따라서 weight의 dimension은 CLIP Text Encoder outputs와 같습니다. 본 논문에서는 CLIP LP(ZS)외에 CLIP LP를 추가로 평가대상으로 사용하는데, 이는 Text embedding이 아니라 각 클래스별 Image중에서 가장 Accuracy가 높은 Top Image embedding으로 weights를 초기화합니다.

Methods

Two Stage Approach

LADS는 2단계 접근 방식을 사용합니다.(two-stage approach) 1. 이미지의 픽셀 자체를 Transformation 하지 않고 이미지의 Embedding을 Augmentation을 함, 그와 동시에 Class label과 일치하는 특징을 유지하는 것을 목표로 함 2. 원본 이미지 Embedding과 Augmented된 Embedding을 모두 포함하는 Training 세트에 대해서 Linear Probing을 수행함.

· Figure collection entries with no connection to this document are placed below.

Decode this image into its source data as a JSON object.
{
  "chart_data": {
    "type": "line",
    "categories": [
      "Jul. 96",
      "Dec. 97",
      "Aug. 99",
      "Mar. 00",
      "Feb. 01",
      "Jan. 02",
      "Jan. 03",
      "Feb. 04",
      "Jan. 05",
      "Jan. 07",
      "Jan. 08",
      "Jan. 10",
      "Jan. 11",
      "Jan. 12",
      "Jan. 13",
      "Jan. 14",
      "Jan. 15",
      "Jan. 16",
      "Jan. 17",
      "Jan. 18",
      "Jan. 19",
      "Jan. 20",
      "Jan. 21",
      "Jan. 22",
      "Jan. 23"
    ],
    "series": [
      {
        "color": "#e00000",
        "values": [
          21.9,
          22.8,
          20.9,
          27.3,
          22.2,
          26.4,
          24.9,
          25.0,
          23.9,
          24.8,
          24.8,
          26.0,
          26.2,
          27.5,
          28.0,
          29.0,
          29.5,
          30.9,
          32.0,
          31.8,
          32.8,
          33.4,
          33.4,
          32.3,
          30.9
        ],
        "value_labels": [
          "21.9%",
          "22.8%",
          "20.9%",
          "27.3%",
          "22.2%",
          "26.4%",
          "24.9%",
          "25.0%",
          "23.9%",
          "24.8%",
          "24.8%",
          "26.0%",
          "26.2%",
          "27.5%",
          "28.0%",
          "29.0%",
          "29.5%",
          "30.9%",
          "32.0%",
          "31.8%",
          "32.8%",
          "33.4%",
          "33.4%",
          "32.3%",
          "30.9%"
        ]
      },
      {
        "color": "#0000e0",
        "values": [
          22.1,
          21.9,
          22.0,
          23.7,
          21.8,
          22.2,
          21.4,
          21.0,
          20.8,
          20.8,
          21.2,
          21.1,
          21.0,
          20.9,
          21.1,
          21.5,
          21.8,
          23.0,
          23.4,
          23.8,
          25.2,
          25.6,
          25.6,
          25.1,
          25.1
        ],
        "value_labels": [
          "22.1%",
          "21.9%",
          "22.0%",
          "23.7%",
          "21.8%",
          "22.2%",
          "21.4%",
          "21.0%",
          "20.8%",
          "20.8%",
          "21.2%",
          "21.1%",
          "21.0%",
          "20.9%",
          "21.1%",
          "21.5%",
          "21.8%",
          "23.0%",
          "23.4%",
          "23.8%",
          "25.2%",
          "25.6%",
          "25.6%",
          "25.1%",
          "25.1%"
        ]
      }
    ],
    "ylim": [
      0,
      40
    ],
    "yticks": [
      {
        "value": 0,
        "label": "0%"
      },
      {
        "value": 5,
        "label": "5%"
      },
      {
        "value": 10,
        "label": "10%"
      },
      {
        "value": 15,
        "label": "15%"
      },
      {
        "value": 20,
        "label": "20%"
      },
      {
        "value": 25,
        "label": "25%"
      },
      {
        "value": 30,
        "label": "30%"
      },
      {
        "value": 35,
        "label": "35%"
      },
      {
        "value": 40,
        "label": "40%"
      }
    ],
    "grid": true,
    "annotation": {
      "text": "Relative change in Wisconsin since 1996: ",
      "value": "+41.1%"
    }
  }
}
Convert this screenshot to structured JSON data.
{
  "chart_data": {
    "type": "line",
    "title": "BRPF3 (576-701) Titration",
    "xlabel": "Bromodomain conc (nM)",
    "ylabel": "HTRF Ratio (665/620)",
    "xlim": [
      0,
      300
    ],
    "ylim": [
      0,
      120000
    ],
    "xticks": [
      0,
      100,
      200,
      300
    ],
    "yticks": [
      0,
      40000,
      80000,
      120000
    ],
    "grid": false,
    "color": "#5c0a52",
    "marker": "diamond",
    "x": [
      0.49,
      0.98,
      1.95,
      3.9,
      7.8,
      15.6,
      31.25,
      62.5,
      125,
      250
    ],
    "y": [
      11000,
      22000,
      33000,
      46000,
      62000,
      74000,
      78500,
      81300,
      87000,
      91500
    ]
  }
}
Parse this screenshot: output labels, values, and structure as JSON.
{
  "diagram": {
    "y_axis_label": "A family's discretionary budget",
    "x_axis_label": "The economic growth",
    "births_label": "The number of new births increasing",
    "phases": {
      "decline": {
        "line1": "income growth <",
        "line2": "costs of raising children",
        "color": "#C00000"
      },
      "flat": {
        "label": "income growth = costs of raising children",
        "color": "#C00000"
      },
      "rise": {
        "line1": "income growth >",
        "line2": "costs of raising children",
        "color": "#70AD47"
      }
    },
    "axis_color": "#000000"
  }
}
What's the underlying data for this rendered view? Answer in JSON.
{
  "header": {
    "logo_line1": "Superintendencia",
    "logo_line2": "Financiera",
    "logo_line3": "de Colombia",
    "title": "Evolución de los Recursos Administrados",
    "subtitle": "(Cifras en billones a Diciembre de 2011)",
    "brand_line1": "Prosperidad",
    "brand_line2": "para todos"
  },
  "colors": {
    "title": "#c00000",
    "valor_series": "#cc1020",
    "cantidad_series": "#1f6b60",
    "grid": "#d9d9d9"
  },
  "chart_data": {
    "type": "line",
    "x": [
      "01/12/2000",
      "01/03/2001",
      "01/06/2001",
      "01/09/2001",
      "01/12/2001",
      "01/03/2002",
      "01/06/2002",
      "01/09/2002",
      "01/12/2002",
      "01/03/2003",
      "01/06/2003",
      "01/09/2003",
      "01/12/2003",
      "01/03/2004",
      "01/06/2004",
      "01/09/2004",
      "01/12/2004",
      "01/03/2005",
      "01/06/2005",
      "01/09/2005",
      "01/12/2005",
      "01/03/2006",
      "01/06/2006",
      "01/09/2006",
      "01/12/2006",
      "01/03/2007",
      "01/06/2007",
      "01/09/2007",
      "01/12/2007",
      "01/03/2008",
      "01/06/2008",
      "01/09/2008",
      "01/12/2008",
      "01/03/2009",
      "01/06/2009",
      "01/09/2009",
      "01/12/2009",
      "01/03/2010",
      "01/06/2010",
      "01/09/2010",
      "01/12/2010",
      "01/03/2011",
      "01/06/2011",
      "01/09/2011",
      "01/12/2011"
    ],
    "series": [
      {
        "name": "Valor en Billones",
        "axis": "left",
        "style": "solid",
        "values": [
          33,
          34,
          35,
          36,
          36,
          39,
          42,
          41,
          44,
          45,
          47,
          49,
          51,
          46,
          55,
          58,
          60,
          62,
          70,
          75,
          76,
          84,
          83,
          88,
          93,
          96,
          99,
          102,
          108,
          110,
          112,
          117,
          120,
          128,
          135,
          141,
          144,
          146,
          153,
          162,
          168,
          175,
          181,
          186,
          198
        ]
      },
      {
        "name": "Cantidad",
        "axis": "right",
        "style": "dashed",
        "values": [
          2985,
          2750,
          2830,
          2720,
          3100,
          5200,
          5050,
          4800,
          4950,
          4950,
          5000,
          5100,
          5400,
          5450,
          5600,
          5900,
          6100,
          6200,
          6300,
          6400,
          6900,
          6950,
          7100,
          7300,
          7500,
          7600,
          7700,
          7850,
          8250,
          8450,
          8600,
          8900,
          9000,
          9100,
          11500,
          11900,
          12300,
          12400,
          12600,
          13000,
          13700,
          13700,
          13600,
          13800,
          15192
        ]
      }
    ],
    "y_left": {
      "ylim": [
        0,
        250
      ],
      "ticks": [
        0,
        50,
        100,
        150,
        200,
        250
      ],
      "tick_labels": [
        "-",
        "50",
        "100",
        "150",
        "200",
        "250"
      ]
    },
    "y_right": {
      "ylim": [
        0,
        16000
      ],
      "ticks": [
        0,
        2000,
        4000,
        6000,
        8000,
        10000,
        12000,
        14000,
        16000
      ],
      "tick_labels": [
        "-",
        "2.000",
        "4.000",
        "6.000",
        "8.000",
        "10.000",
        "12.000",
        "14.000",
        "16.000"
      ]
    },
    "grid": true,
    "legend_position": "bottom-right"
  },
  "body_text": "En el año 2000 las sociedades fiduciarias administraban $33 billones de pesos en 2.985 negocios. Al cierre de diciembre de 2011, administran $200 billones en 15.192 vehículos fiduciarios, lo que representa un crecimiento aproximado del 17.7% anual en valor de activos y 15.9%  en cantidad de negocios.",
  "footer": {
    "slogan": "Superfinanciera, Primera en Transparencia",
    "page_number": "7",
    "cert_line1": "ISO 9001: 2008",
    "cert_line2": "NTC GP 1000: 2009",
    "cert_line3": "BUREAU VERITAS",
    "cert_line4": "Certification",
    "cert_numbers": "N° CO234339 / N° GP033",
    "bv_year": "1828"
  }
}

첫 번째 단계(Augmentation network 훈련)의 Overview

Text Description

Text description은 CLIP의 Text Encoder를 통과하여 Text Embedding이 되고 이는 Augmentatin network에 사용됩니다.

Input Text description은 \(t_{training} \centerdot t_{y}\) 으로 표현됩니다.

예를 들어서 \(t_{training}=\)a photo of a 라면 \(t_{unseen}=\)a painting of a입니다. 이때 \(t_{y}=\)Puffin이면 \(t_{training} \centerdot t_{y}=\)a photo of a Puffin입니다.

Objectives

Augmentation network를 학습하려는 목적은 \(t_{training}\) 과 \(t_{unseen}\)을 이용해서 이미지 Embedding을 \(D_{training}\) 도메인에서 \(D^k_{unseen}\)으로 Augmentation 하는것입니다. 그와 동시에 Transformed Embedding은 Class label에 대한 정보도 잃지 않아야 하기 때문에 논문에서는 2가지 Loss를 제시했습니다. > 1. Domain Alignment \(L_{DA}\) 2. Class Consistency \(L_{CC}\)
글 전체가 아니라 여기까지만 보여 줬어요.